Utilitarian bioethicists agree with animal rights activists that it is “speciesist”—unjust discrimination against animals—to treat humans as possessing an intrinsically higher value than animals. As in the chimpanzee cases, moral status is seen as something earned by possessing “relevant characteristics, such as being self-aware.”
Since all human beings are not so capable—some because of immaturity, others due to illness or injury—under bioethics theory, they are not “persons,” and hence, have less moral value than humans (or animals) capable of higher functioning.
Who are the so-called human non-persons? Under this theory, all unborn life, since no embryo or fetus is “conscious.” Also, newborn and younger infants who have not yet developed sufficiently to exhibit these capacities, as well as those who have lost them, such as late-stage Alzheimer’s patients.
The potential consequences of depersonalization can be seen in the ways in which we already treat unborn human life. For example, we permit embryos and all but the most developed fetuses to be killed at will in abortion. In embryonic stem cell research, scientists routinely destroy nascent human lives for their parts. Some worry that the next logical step would be to create genetically tailored fetuses for use in medical testing and treatments.
Indeed, in the late 1960s, researchers conducted live fetal experimentation. One 1968 study, “An Artificial Placenta” even won a coveted research award from the American Association of Obstetrics and Gynecology for having maintained a living aborted fetus for five hours in oxygenated liquid.
When these experiments became known, the public—then more ardent about protecting the sanctity of life—became outraged, leading to an eventual legal ban. But having been bombarded with anti-humanism for decades, I have to wonder whether people would be similarly exorcised today.
There is no question that the cognitively devastated are being looked at increasingly as a potential answer for our organ shortage.

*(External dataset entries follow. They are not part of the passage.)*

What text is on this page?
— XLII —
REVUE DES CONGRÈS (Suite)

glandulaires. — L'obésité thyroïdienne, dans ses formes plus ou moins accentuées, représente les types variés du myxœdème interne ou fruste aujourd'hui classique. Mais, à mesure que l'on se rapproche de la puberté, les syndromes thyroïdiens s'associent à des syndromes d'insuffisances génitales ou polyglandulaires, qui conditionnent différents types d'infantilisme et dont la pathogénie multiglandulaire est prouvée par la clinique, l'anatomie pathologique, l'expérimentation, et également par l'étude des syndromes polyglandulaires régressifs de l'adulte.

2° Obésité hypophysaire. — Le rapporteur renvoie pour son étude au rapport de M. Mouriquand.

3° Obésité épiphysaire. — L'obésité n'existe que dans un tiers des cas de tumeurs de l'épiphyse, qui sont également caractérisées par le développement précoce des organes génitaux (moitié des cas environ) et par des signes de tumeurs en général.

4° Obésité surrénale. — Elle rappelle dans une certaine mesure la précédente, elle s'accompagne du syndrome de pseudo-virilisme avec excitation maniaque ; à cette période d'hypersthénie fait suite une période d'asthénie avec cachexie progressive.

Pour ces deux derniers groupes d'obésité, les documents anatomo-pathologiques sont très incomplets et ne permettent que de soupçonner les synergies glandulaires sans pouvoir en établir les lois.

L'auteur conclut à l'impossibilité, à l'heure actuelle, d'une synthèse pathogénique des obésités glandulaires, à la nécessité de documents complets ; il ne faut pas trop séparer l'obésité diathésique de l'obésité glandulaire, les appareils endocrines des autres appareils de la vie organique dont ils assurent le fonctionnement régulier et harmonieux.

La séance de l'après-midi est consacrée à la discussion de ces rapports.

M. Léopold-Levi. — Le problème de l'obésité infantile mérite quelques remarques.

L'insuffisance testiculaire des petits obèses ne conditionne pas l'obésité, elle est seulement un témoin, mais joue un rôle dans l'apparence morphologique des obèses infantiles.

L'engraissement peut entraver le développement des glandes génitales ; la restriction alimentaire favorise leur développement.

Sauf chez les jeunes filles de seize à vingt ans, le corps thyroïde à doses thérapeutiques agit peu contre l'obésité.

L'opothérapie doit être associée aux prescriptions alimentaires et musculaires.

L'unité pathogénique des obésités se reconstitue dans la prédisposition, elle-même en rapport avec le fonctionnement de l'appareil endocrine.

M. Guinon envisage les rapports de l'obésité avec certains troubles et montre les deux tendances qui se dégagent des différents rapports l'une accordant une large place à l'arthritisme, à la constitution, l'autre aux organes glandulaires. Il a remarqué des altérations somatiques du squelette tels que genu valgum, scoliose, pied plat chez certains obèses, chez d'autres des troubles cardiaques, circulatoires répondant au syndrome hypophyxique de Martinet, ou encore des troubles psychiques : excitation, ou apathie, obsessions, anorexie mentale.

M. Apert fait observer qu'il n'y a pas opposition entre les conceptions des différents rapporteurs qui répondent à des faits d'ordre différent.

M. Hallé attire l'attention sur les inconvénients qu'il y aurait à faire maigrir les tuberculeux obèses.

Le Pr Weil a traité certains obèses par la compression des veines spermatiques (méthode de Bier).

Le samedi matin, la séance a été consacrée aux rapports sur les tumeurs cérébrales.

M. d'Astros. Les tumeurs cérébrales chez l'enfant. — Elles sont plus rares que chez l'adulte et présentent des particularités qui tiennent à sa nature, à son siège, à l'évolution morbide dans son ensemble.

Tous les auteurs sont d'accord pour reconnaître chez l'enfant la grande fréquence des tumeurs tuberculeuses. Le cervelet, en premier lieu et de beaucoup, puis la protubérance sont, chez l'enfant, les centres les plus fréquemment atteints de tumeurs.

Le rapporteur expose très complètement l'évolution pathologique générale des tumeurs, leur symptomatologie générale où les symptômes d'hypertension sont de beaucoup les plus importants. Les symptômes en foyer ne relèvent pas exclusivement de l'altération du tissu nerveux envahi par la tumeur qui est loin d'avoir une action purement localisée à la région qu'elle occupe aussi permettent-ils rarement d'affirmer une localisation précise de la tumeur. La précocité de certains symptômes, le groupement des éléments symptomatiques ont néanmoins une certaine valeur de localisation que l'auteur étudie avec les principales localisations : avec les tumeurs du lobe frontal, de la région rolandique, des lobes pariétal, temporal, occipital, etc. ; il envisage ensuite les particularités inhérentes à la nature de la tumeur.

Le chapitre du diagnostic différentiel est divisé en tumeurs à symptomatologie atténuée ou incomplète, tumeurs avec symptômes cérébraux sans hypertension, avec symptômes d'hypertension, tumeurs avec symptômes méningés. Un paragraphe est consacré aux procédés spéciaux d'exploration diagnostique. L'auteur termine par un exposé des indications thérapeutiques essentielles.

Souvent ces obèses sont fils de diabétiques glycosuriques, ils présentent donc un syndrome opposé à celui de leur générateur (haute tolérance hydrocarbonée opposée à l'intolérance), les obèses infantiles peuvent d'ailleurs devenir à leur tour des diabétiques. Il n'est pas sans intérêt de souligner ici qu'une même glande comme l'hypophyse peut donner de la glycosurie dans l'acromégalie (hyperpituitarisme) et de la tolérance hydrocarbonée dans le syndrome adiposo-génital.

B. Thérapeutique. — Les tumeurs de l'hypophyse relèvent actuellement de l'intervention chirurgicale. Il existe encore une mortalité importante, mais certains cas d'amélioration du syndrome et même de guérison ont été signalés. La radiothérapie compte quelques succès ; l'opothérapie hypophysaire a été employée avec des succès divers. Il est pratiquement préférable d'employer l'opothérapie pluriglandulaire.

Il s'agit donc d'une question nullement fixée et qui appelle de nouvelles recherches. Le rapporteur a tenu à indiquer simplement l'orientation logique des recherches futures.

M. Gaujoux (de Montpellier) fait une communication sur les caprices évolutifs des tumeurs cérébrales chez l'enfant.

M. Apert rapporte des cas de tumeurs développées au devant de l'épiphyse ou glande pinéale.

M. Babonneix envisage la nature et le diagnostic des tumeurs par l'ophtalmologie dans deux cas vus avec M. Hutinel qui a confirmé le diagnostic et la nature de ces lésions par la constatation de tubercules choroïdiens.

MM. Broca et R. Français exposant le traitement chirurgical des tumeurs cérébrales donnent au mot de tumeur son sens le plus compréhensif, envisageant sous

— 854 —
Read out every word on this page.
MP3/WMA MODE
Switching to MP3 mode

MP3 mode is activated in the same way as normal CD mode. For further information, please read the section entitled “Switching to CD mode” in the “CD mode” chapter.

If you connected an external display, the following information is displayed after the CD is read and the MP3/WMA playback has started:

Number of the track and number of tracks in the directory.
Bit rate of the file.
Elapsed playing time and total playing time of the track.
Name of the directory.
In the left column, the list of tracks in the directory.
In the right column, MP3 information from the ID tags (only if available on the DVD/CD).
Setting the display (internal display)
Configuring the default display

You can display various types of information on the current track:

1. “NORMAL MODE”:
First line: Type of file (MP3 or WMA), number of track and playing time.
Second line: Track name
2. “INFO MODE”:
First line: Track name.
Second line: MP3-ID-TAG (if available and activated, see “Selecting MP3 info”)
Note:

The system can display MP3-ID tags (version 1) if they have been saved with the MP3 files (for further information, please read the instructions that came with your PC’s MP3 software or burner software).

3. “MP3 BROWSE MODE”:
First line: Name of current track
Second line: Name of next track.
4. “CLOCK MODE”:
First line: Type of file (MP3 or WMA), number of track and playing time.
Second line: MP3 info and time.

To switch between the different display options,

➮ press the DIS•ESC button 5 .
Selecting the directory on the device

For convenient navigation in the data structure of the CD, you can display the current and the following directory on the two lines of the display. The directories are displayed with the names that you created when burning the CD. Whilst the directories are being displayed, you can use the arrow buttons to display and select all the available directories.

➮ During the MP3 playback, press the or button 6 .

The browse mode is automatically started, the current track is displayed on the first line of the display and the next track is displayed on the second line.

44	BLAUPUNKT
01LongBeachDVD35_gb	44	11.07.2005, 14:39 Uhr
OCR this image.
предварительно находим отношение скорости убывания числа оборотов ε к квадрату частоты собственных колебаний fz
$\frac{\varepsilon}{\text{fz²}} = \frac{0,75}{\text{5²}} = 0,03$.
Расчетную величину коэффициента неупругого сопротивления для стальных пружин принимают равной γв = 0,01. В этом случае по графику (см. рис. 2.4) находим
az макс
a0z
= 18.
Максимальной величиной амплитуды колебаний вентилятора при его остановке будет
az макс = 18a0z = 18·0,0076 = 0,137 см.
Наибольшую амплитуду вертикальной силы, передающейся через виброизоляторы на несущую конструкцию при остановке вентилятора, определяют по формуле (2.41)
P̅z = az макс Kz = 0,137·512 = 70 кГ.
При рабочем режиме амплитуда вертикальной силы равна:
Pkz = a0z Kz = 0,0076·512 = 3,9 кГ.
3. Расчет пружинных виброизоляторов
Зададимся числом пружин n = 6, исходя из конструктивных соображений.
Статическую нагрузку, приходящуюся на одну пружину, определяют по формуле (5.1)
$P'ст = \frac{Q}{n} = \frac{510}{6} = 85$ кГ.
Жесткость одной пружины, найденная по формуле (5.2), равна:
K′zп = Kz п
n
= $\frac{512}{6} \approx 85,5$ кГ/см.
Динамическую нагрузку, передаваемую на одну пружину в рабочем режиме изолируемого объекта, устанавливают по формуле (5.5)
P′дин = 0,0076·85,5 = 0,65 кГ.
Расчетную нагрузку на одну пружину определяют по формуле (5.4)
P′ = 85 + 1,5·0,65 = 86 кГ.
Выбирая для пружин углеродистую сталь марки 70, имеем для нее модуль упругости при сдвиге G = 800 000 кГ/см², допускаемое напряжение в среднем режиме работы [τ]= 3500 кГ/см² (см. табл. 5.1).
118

Indeed, articles urging the harvesting of permanently unconscious patients are ubiquitous in medical and bioethical literature.
This is the pincer that seeks to grasp us. One claw is represented by animal rights advocacy to personalize some animals based on their supposed human-like capacities. The other, by bioethicists seeking to depersonalize some people based on their lack of capacities.
If either view prevails, our equal rights would become ephemeral, based on subjective personhood rather than intrinsic humanity. Our value would depend on the moment of measuring, leaving us ever vulnerable to depersonalization and perhaps even the concomitant loss of what today are called universal human rights.